Patrick Administration Announces $1 Million for New Round of Popular Woodstove Trade-in Program
Energy and Environmental Affairs Secretary Rick Sullivan today announced a new round of the Commonwealth’s Woodstove Change-out Program, committing up to $1 million to assist residents in replacing their inefficient woodstoves for healthier, higher-efficiency models.
“The Patrick Administration is committed to supporting programs that allow everyone - from residents to businesses to municipalities - to get involved in our clean energy initiatives,” said Secretary Sullivan. “These newer stoves save families money every month and lead to cleaner air for all citizens of the Commonwealth.”
The program, first launched as a pilot last winter, provides vouchers of $750 or $2,000 to Massachusetts residents looking to trade in their existing non-U.S. Environmental Protection Agency-certified stoves for models that use less wood and release less pollution into the air.
Secretary Sullivan made the announcement at The Fire Place in Whately, which redeemed the most vouchers of any retailer in the Commonwealth under the pilot program. In total, last year’s pilot program assisted in the replacement of more than 450 old, inefficient stoves.
The Commonwealth Woodstove Change-out Program is administered by the Massachusetts Clean Energy Center (MassCEC), and funded jointly by the Massachusetts Department of Environmental Protection (MassDEP), Massachusetts Department of Energy Resources (DOER) and MassCEC.
“Clean energy adoption comes in many shapes and sizes, and this program allows residents to participate in Massachusetts’ thriving clean energy economy by choosing to upgrade their woodstoves,” said MassCEC CEO Alicia Barton. “We’re excited to build upon the success of last year’s program and continue helping residents take control of their energy use right in their own homes.”
“It is always exciting when we can make cleaner energy more accessible to more of the Commonwealth’s residents,” said DOER Commissioner Mark Sylvia. “These vouchers will help residents save money on upfront costs and monthly wood costs, while helping the Commonwealth reduce air pollution.”
“One of our top environmental priorities is to greatly improve air quality across the Commonwealth, and this program will continue to retire older woodstoves and replace them with lower-emission models,” said MassDEP Commissioner Kenneth Kimmell. “Once installed, the new woodstoves will significantly reduce fine particle pollution that threatens the health of our citizens and our communities.”

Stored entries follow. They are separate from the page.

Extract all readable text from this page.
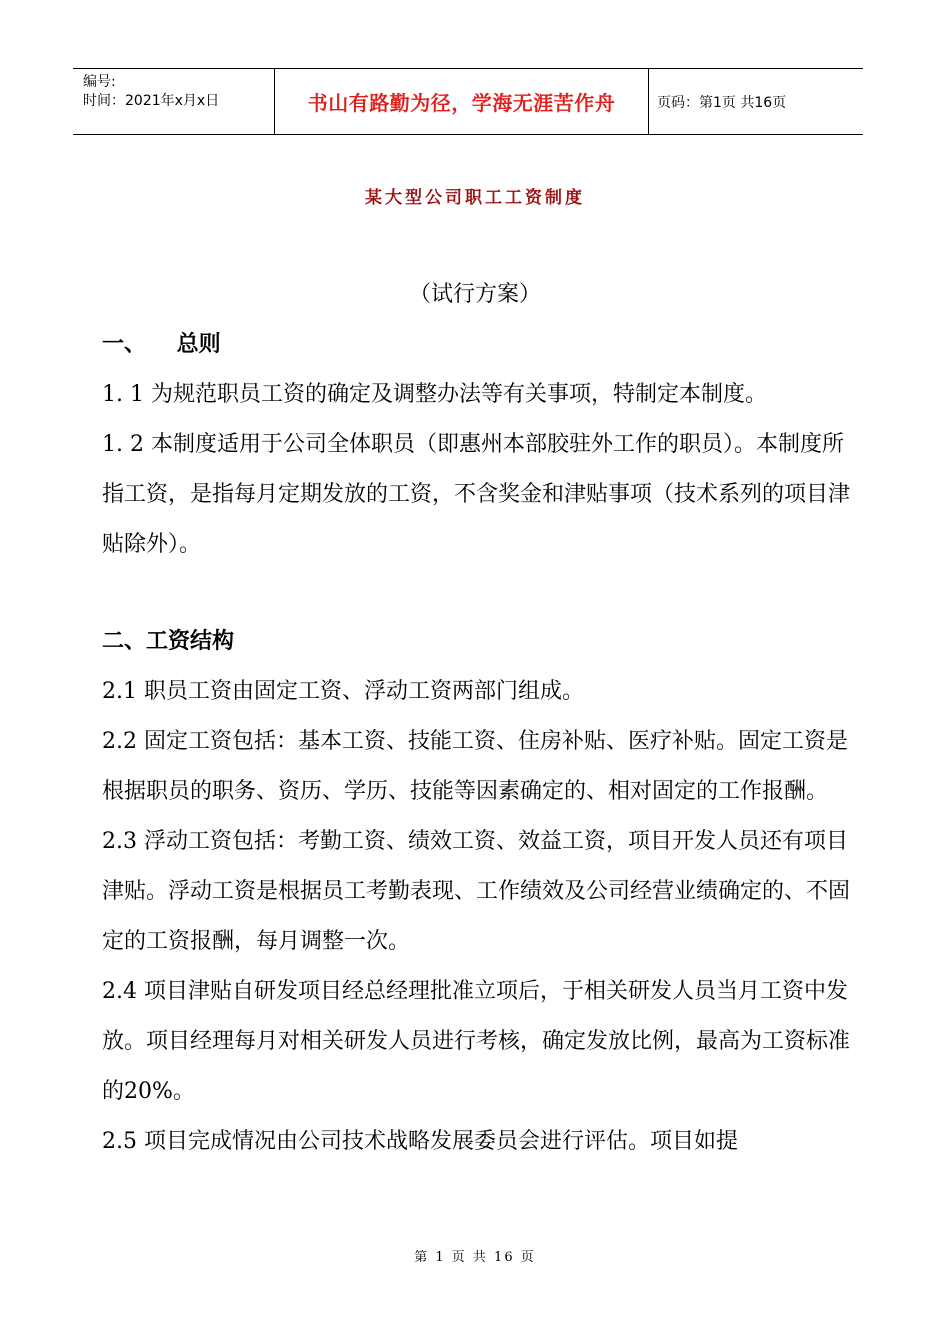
编号:
时间：2021年x月x日	书山有路勤为径，学海无涯苦作舟	页码：第1页 共16页
某大型公司职工工资制度
（试行方案）
一、    总则

1. 1 为规范职员工资的确定及调整办法等有关事项，特制定本制度。

1. 2 本制度适用于公司全体职员（即惠州本部胶驻外工作的职员）。本制度所指工资，是指每月定期发放的工资，不含奖金和津贴事项（技术系列的项目津贴除外）。

二、工资结构

2.1 职员工资由固定工资、浮动工资两部门组成。

2.2 固定工资包括：基本工资、技能工资、住房补贴、医疗补贴。固定工资是根据职员的职务、资历、学历、技能等因素确定的、相对固定的工作报酬。

2.3 浮动工资包括：考勤工资、绩效工资、效益工资，项目开发人员还有项目津贴。浮动工资是根据员工考勤表现、工作绩效及公司经营业绩确定的、不固定的工资报酬，每月调整一次。

2.4 项目津贴自研发项目经总经理批准立项后，于相关研发人员当月工资中发放。项目经理每月对相关研发人员进行考核，确定发放比例，最高为工资标准的20%。

2.5 项目完成情况由公司技术战略发展委员会进行评估。项目如提

第 1 页 共 16 页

Low-income residents who provide proof of enrollment in the Low-Income Home Energy Assistance Program (LIHEAP), MassHealth or Women, Infants and Children (WIC) are eligible for a $2,000 rebate, while other Massachusetts residents are eligible for a $750 rebate.
MassCEC is accepting applications until March 4, 2014, at which time properly-completed applications will be evaluated and qualified for vouchers.

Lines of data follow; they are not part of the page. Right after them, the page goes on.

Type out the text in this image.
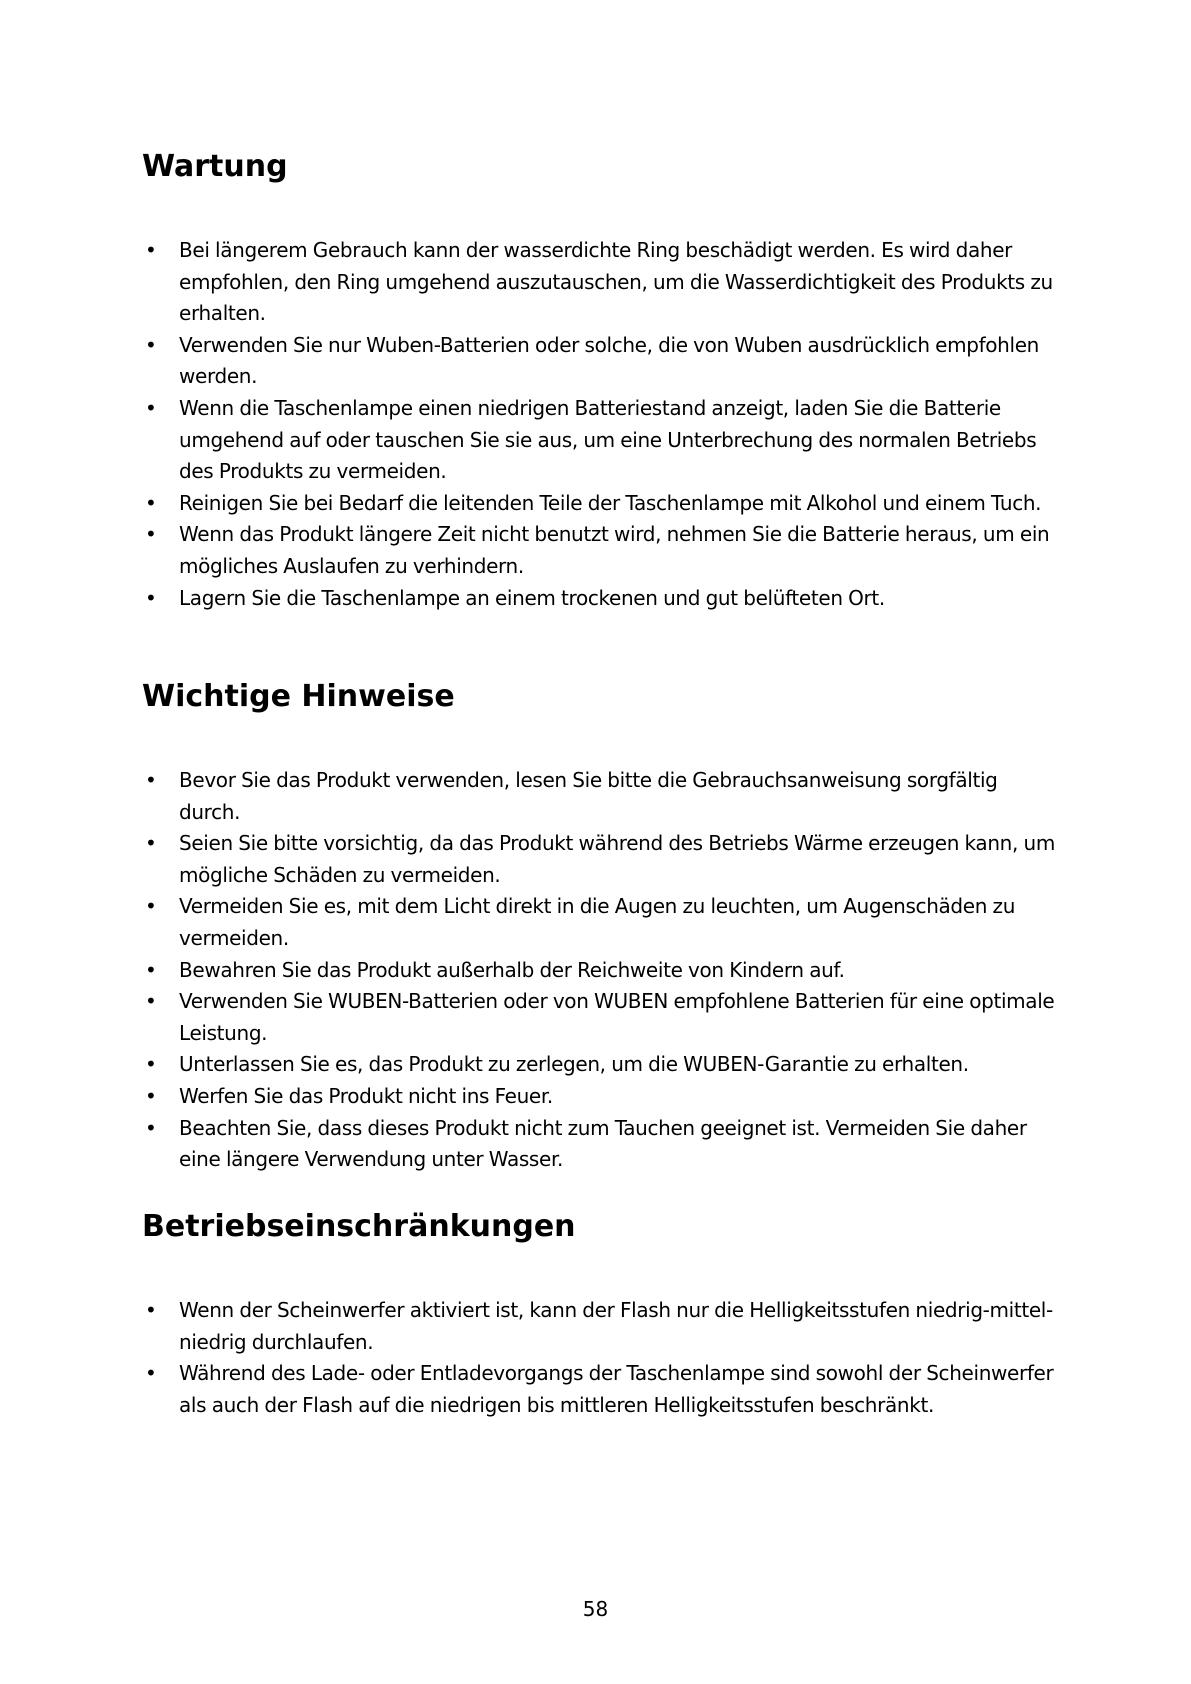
Wartung
• Bei längerem Gebrauch kann der wasserdichte Ring beschädigt werden. Es wird daher empfohlen, den Ring umgehend auszutauschen, um die Wasserdichtigkeit des Produkts zu erhalten.
• Verwenden Sie nur Wuben-Batterien oder solche, die von Wuben ausdrücklich empfohlen werden.
• Wenn die Taschenlampe einen niedrigen Batteriestand anzeigt, laden Sie die Batterie umgehend auf oder tauschen Sie sie aus, um eine Unterbrechung des normalen Betriebs des Produkts zu vermeiden.
• Reinigen Sie bei Bedarf die leitenden Teile der Taschenlampe mit Alkohol und einem Tuch.
• Wenn das Produkt längere Zeit nicht benutzt wird, nehmen Sie die Batterie heraus, um ein mögliches Auslaufen zu verhindern.
• Lagern Sie die Taschenlampe an einem trockenen und gut belüfteten Ort.
Wichtige Hinweise
• Bevor Sie das Produkt verwenden, lesen Sie bitte die Gebrauchsanweisung sorgfältig durch.
• Seien Sie bitte vorsichtig, da das Produkt während des Betriebs Wärme erzeugen kann, um mögliche Schäden zu vermeiden.
• Vermeiden Sie es, mit dem Licht direkt in die Augen zu leuchten, um Augenschäden zu vermeiden.
• Bewahren Sie das Produkt außerhalb der Reichweite von Kindern auf.
• Verwenden Sie WUBEN-Batterien oder von WUBEN empfohlene Batterien für eine optimale Leistung.
• Unterlassen Sie es, das Produkt zu zerlegen, um die WUBEN-Garantie zu erhalten.
• Werfen Sie das Produkt nicht ins Feuer.
• Beachten Sie, dass dieses Produkt nicht zum Tauchen geeignet ist. Vermeiden Sie daher eine längere Verwendung unter Wasser.
Betriebseinschränkungen
• Wenn der Scheinwerfer aktiviert ist, kann der Flash nur die Helligkeitsstufen niedrig-mittel-niedrig durchlaufen.
• Während des Lade- oder Entladevorgangs der Taschenlampe sind sowohl der Scheinwerfer als auch der Flash auf die niedrigen bis mittleren Helligkeitsstufen beschränkt.
58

To qualify, residents must have an existing woodstove to trade in and must receive approval for a rebate before purchasing the woodstove. Woodstoves purchased before a rebate is awarded are not eligible for the program. Residents can apply for a voucher by submitting a paper application or online application. Access the online application, and more information on the program, by visiting www.masscec.com/woodstove. Once an application is approved, MassCEC will issue a voucher which can be redeemed at any participating woodstove dealer in Massachusetts for a discount on the retail price of the stove. MassCEC will then reimburse retailers for the value of the voucher.